This page is generated from skills/eks-best-practices/references/reliability-advanced.md. Edit the source, not this page.
Reliability & Resiliency — Advanced / Operational
Part of: eks-best-practices Purpose: Disaster recovery, deployment strategies, cluster-level enforcement, zonal shift, large-cluster guidance, and chaos engineering for Amazon EKS.
Table of Contents
- Disaster Recovery
- EKS Zonal Shift (ARC Integration)
- Enforcing Default Topology Spread via Admission Controller
- Velero Backup Tiers
- Recovery Scenarios
- Deployment Strategies
- Large Cluster Guidance
- Chaos Engineering with AWS FIS
Disaster Recovery
Backup Strategy with Velero
# Install Velero with AWS plugin
velero install \
--provider aws \
--bucket my-velero-bucket \
--backup-location-config region=us-east-1 \
--snapshot-location-config region=us-east-1 \
--plugins velero/velero-plugin-for-aws:v1.8.0
# Schedule daily backups
velero schedule create daily-backup \
--schedule "0 2 * * *" \
--ttl 720h \
--include-namespaces production,staging
DR Patterns
| Pattern | RPO | RTO | Cost |
|---|---|---|---|
| Backup/Restore | Hours | Hours | Low |
| Pilot Light | Minutes | 30-60 min | Medium |
| Warm Standby | Seconds | Minutes | High |
| Active-Active | Near-zero | Near-zero | Highest |
EKS-specific DR considerations:
- Back up cluster configuration (add-ons, RBAC, CRDs) separately from workloads
- Use GitOps (ArgoCD/Flux) for declarative cluster state — simplifies recovery
- Test restore procedures regularly
- Cross-region ECR replication for image availability
EKS Zonal Shift (ARC Integration)
Amazon Application Recovery Controller (ARC) zonal shift allows you to shift traffic away from an impaired Availability Zone for EKS workloads.
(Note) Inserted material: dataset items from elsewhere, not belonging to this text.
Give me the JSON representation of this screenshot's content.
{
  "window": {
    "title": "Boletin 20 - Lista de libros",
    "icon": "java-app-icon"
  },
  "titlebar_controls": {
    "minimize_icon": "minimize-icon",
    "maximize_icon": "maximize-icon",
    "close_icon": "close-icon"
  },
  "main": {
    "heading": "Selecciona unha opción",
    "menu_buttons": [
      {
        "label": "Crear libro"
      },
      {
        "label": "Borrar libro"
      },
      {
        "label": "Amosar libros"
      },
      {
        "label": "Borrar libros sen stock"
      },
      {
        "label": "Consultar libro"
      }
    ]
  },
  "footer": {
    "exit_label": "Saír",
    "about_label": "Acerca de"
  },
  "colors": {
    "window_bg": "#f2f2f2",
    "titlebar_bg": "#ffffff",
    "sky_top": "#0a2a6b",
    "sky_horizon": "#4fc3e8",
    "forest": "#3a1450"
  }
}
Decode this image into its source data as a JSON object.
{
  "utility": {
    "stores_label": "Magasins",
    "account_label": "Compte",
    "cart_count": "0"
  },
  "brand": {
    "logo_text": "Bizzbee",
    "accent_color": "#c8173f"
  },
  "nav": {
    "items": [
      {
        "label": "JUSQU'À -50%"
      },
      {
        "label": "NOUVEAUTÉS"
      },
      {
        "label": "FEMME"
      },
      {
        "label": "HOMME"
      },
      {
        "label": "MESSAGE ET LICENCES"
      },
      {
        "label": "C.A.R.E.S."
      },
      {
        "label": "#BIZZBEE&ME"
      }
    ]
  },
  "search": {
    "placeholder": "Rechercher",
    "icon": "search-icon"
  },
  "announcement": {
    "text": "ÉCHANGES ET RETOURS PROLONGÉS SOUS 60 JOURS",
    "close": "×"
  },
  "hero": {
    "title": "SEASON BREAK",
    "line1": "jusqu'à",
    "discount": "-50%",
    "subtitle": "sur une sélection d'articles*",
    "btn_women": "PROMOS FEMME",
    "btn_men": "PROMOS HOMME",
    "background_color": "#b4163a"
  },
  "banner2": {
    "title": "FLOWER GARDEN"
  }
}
When an AZ experiences degradation, zonal shift removes that AZ from the load balancer target group, redirecting traffic to healthy AZs without requiring application changes.
| Aspect | Detail |
|---|---|
| What it does | Removes an AZ from ALB/NLB target groups, shifting traffic to healthy AZs |
| Trigger | Manual via console/API, or automated via zonal autoshift |
| Duration | Up to 72 hours per shift, extendable |
| EKS impact | Pods in the shifted AZ stop receiving traffic but continue running |
| Pod scheduling | Existing pods remain; new pods still schedule to all AZs unless topology constraints prevent it |
| Prerequisites | Multi-AZ deployment, topology spread constraints, sufficient capacity in remaining AZs |
When to use zonal shift:
- AZ-level impairment (network, storage, compute degradation)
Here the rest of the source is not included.